Sept. 23, 2004--Two forecasts released Monday revealed varying expectations for retail sales this holiday season.
The National Retail Federation on Monday predicted holiday retail sales would grow by 4.5% over the previous year. The Washington-based trade group cited a weak holiday season in 2002, which resulted in comparatively high year-over-year growth in 2003, to warn that this year's gains may not be as strong in comparison.
"Although consumer spending has been inconsistent in recent months, we expect the holiday season to bring more stability to the industry," said Rosalind Wells, chief economist for the NRF, in a statement. "Home-related merchandise and consumer electronics should do well this holiday season and trendy fashions should help spark clothing sales."
Retail Forward, an Ohio-based market research firm, sounded a more optimistic note for holiday retail sales. The company on Monday predicted an overall growth rate of 6.5% this December, which would match the strong gain posted in 2003. Retail Forward also forecast a 6% rate of growth for the combined retail sectors that include general merchandise, apparel, furniture and other specialty stores, which would be the highest growth rate recorded since 1999.

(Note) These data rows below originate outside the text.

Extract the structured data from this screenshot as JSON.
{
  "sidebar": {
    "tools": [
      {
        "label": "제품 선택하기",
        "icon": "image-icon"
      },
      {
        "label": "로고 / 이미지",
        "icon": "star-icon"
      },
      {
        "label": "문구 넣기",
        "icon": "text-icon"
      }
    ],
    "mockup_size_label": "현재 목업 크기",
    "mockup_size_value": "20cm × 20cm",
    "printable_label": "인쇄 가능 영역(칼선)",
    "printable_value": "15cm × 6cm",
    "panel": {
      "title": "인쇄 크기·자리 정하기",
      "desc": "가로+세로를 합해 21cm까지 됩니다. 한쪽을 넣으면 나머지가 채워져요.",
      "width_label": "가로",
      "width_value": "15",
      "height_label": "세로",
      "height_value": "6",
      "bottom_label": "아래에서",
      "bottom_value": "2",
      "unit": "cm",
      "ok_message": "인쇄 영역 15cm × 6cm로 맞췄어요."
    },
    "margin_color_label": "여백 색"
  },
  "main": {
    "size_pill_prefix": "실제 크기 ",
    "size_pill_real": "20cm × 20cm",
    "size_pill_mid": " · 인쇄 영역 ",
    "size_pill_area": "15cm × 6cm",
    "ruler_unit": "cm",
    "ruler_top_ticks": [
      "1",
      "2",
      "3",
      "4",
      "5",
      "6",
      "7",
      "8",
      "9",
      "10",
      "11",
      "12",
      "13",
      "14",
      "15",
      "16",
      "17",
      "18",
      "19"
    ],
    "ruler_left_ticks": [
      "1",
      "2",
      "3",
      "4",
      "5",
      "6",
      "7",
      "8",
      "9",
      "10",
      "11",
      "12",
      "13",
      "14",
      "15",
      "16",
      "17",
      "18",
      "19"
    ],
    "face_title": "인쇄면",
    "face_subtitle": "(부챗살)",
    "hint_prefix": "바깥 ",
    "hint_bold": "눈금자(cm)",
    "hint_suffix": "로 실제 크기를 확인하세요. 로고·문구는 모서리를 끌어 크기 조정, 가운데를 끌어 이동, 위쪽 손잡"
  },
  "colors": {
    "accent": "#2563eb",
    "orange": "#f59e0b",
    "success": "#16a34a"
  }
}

"The outlook for the holiday season should not be deterred by recent weak job growth and high fuel prices, which have raised doubts of the sustainability of the economic rebound," said Frank Badillo, senior economist for Retail Forward. "Lean inventories and firm prices should help. Retail prices should also continue to be boosted by a healthy housing market."
The holiday season typically accounts for nearly a quarter of annual retail sales, according to the NRF.
"Retailers know they will have their work cut out for them this holiday season, but they are up to the challenge," said NRF president and CEO Tracy Mullin. "Despite economic and geopolitical concerns, consumers continue to set aside money for what is most important to them."